Alors que s’ouvrent les débats à l’Assemblée nationale sur le projet de loi de financement de la Sécurité sociale 2025, la CGTR exprime sa totale opposition à ce texte. C’est ce qu’indique un communiqué du syndicat diffusé ce 28 octobre, signé par le secrétaire général de la CGTR, Jacky Balmine.
Le gouvernement prévoit une fois encore d’assécher les recettes de la Sécurité sociale. Ce gouvernement comme les précédents assèche les recettes de la Sécurité sociale avec comme objectif la financiarisation de la protection sociale et la marchandisation de la santé.
Le programme d’austérité qu’il veut imposer, va lourdement aggraver la situation des hôpitaux publics qui sont déjà à l’agonie.
L’ensemble de notre système de santé et de protection sociale n’arrive plus à répondre aux besoins de la population faute de moyens. Ce sont aussi des mesures de régressions sociales pour la population, avec un risque accru de renoncement aux soins :
- Les indemnités journalières de Sécurité sociale seraient calculées sur la rémunération ne dépassant pas l’équivalent de 1,4 SMIC au lieu de 1,8 SMIC comme aujourd’hui (le plafond passerait de 49 à 39 euros nets (CSG CRDS déduites)). Cette mesure fera augmenter le coût des contrats de prévoyance pour celles et ceux dont les entreprises participent, par ce biais, à un complément d’indemnisation.

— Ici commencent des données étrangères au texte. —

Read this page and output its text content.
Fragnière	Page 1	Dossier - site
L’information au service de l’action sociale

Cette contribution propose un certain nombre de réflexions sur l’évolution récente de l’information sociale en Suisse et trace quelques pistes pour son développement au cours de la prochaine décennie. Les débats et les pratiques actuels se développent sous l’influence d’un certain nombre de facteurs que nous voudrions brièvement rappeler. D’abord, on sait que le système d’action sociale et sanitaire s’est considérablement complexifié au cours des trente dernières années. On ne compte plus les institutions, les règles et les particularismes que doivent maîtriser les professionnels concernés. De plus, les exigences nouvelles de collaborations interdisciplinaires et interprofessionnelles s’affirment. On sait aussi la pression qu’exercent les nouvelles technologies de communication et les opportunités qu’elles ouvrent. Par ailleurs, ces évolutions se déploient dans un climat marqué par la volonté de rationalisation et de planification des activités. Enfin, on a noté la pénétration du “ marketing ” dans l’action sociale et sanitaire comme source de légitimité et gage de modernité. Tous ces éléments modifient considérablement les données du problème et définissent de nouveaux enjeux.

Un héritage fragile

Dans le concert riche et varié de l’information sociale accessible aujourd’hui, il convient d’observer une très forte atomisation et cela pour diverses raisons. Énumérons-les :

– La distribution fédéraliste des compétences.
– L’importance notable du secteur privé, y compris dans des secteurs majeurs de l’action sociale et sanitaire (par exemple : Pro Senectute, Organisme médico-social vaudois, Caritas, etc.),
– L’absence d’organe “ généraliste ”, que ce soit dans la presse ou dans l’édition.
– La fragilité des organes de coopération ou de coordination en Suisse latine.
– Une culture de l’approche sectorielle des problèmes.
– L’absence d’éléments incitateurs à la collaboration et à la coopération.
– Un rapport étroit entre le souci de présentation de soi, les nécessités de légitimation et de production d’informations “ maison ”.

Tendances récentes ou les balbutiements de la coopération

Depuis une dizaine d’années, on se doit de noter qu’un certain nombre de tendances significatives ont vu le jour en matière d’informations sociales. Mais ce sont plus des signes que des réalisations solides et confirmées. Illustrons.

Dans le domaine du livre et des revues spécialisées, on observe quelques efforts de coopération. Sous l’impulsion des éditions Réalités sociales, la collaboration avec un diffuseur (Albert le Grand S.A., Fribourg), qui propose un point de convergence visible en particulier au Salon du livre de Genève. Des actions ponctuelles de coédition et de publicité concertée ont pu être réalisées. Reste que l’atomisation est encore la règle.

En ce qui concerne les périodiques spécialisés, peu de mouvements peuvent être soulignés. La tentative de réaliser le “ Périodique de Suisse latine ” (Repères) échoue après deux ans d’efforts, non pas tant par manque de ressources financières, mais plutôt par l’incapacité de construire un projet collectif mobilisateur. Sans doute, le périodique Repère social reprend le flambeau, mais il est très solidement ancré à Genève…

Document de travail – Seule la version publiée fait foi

C’est encore plus grave pour les privé.es d’emploi et de nombreux salarié⋅es de TPE non couverts ;
- Le ticket modérateur passerait de 30 à 40 % en janvier 2025, alors même qu’en décembre 2024 le tarif de base de la Sécurité sociale passera pour une consultation de 26,5 à 30 €. Cette hausse va entraîner une augmentation des cotisations de complémentaires santé qui devront prendre en compte ce transfert de charge ;
- Le décalage de six mois dans la revalorisation des pensions de retraite représente une ponction de 4 milliards d’euros sur le dos des retraité⋅es ;
- Limitation des ressources du Fonds pour l’insertion professionnelle des personnes handicapées qui entrainerait un manque à gagner de 100 millions d’euros et provoquerait une réduction des aides en faveur de l’emploi des personnes handicapées.
La Sécurité sociale et notre système de santé sont des biens communs de progrès social dont la marchandisation est inacceptable.
Il faut retrouver une Sécurité sociale financée par la cotisation sociale, ouvrière et patronale, gérée par les représentant es des travailleur⋅ses, qui réponde aux besoins des assuré⋅es et indépendante du capital. Il faut en finir avec les milliards d’exonérations sociales offertes au patronat sans aucune contrepartie. Avec la CGTR, mobilisons-nous tous ensemble pour défendre notre système de Sécurité sociale et de santé.